In the present case, Alston’s admonition is not applicable. Although Alston is an ACCA case, the majority uses it in the present context, so I assume — but do not agree — that it has bearing in the cross-referencing context. Here, unlike in Alston, a modified-categorical approach to the underlying charge is unnecessary. As the Alston court explicitly stated, “the Supreme Court has held that ACCA ‘generally requires the trial court to look only to the fact of conviction and the statutory definition of the prior offense’ when determining whether a prior conviction qualifies for the Act’s sentencing enhancement.” Alston, 611 F.3d at 224 (quoting Taylor v. United States, 495 U.S. 575, 602, 110 S.Ct. 2143, 109 L.Ed.2d 607 (1990)). If Alston’s holding in the ACCA context is to be used in the cross-referencing context — which the majority’s use of Alston necessarily implies- — -then this Court need not go any further than the “fact of conviction and the statutory definition of the ... offense.” Davis’s underlying conviction was for common law robbery.
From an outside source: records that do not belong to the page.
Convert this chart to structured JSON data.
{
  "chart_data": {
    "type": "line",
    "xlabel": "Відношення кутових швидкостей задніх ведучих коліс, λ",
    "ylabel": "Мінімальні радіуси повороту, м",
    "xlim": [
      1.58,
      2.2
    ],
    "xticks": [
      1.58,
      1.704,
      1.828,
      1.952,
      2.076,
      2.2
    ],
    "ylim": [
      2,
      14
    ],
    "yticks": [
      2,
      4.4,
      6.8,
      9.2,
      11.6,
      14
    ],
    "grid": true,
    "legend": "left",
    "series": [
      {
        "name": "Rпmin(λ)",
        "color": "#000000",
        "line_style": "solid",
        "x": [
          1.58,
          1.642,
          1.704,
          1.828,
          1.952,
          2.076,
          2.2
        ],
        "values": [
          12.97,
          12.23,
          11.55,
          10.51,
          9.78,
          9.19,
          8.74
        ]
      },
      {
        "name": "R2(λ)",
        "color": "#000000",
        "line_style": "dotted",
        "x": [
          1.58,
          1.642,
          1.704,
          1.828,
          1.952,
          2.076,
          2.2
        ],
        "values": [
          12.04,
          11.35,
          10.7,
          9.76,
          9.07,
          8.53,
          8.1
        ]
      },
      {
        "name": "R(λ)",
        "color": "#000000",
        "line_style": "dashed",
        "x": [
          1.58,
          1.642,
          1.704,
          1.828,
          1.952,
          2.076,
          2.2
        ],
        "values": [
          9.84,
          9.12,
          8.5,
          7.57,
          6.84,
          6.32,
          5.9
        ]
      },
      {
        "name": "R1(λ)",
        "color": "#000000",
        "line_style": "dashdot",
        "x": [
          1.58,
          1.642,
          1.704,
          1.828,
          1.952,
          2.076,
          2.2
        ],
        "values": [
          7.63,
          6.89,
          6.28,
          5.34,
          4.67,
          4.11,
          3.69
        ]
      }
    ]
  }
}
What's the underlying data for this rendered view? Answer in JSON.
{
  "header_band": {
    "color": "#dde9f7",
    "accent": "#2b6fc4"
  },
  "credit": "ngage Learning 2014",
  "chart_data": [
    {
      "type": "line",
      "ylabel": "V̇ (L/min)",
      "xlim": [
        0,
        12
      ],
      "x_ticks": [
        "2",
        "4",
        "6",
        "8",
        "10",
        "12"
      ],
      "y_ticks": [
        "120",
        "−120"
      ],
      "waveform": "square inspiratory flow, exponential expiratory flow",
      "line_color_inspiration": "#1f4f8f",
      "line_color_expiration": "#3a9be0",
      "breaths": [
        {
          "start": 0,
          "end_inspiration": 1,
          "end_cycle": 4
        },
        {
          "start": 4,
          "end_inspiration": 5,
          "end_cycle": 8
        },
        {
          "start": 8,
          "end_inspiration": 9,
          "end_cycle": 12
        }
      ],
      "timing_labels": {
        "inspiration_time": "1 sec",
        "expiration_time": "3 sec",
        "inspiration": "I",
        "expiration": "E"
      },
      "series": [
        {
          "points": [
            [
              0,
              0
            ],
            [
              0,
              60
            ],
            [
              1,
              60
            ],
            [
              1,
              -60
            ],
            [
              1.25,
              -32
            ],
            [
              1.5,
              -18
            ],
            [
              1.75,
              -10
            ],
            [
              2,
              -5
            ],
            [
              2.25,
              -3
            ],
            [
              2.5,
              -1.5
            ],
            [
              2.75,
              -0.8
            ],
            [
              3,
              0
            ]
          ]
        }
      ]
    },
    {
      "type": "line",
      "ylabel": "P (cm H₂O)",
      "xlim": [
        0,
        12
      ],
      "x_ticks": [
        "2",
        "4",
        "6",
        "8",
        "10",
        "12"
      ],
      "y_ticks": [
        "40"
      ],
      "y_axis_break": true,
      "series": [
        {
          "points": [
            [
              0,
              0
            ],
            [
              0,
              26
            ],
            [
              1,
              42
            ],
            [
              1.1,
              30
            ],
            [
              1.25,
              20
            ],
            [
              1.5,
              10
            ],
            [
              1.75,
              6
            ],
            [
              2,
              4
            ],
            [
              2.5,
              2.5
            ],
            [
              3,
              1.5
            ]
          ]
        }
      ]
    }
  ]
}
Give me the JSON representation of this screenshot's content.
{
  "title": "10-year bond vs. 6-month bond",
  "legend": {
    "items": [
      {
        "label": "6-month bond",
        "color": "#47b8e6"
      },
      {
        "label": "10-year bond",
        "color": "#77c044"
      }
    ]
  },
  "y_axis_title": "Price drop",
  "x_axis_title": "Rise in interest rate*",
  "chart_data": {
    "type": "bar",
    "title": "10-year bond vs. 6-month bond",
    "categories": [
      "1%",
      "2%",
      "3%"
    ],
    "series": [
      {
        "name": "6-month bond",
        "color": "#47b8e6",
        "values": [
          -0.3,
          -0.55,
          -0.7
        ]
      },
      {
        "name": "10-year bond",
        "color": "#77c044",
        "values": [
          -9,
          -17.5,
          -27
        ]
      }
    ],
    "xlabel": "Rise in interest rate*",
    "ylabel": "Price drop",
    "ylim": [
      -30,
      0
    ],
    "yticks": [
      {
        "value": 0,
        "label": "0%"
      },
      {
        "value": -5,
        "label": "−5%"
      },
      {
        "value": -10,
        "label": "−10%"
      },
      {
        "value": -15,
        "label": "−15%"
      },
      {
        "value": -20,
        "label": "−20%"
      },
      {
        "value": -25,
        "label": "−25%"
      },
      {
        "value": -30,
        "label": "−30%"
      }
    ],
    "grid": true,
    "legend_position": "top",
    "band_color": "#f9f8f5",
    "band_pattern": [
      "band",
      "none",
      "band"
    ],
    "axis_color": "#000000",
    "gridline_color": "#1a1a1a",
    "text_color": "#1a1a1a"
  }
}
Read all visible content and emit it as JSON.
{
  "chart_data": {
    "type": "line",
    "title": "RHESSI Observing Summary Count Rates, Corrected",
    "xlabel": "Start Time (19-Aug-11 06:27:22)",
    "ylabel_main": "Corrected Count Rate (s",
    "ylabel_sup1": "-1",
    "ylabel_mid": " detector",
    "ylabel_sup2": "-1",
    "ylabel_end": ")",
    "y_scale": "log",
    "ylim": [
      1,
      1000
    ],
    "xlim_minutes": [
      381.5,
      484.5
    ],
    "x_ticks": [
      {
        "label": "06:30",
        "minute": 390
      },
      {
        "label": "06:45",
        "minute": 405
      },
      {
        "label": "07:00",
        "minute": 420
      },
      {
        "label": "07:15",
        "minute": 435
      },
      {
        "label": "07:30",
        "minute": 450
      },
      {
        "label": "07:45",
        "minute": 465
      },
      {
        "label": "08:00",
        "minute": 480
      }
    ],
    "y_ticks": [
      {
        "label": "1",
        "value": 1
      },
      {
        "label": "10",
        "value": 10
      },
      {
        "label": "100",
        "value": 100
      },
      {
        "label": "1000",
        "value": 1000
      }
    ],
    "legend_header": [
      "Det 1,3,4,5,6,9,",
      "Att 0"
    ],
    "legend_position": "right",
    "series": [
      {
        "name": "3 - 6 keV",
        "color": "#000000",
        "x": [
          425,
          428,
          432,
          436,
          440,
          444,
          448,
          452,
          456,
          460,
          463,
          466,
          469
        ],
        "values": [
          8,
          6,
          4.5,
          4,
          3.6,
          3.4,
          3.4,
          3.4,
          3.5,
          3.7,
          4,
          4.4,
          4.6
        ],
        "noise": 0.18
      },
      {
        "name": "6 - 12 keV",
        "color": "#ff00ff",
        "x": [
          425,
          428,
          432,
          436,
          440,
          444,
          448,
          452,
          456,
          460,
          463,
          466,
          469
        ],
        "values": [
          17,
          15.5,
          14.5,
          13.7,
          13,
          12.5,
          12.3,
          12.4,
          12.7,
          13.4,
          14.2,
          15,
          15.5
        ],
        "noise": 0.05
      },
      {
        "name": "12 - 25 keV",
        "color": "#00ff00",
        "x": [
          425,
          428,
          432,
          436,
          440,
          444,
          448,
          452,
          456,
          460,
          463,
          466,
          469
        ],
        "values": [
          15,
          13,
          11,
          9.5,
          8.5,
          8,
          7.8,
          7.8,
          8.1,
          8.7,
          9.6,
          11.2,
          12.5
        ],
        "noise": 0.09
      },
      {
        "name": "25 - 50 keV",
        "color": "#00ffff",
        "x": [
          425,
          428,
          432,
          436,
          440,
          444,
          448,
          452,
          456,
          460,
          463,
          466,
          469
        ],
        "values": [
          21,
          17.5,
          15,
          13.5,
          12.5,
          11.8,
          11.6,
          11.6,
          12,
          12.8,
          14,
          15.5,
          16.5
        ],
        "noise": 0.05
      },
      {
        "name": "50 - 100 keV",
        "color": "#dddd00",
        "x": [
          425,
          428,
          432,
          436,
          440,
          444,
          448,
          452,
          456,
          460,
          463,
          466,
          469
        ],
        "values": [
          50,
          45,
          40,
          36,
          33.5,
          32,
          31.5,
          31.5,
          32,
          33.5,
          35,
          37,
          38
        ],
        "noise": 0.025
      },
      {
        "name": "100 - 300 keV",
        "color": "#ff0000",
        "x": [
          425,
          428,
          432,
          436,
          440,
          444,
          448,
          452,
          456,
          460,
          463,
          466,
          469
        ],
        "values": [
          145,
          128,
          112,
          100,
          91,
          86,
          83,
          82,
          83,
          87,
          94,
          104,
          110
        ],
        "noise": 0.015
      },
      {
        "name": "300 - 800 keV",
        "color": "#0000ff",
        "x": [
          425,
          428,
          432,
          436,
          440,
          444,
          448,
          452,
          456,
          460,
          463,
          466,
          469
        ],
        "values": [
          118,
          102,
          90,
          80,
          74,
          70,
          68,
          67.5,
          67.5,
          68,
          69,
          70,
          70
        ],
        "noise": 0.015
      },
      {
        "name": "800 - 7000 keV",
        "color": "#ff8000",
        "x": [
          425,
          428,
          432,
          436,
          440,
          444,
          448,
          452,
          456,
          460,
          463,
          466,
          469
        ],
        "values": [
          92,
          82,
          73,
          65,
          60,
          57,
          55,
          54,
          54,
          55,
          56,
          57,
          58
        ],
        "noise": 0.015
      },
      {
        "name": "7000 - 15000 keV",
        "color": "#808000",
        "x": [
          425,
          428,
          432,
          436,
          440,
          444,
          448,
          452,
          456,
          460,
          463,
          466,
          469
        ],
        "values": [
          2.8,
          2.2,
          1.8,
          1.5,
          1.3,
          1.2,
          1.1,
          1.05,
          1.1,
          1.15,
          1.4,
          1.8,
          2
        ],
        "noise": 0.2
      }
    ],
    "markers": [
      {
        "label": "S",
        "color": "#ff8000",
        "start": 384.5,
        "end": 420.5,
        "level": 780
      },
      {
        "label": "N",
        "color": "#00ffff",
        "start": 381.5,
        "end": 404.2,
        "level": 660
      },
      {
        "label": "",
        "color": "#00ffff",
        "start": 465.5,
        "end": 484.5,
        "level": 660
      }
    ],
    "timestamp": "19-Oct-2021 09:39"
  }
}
See N.C. Gen.Stat. § 14-87.1 (West 2011). This charge will always be a robbery, whereas Alston’s underlying charge for second-degree assault would not always qualify as a “violent felony” under the ACCA. See Alston, 611 F.3d at 222-23 (quoting United States v. Kirksey, 138 F.3d 120, 125 (4th Cir.1998)). Under Alston, therefore, the present case should not turn on the facts or the nature of pleas. But the majority holds that it does.
I fear that the majority’s tacit extension of Alston takes this Court too far down a road it does not wish to travel. If an Alford plea to a crime which categorically is robbery is not sufficient to hold that a robbery was committed, the only recourse will be to conduct mini-trials whenever an Alford plea is entered. This is exactly the morass that Taylor and Shepard cautioned against. See, e.g., Shepard v. United States, 544 U.S. 13, 36, 125 S.Ct. 1254, 161 L.Ed.2d 205 (2005) (“Taylor also sought to avoid the impracticality of mini-sentencing-trials featuring opposing witnesses perusing lengthy transcripts of prior proceedings.”). I am regrettably forced to conclude that the majority’s holding drags District Courts further into that very morass. If a court is able to determine whether a sentencing enhancement should apply looking only to the “fact of convic*190tion and the statutory definition of the ... offense,” I do not believe the nature of the guilty plea in question should enter into the analysis.
I believe the District Court should be affirmed.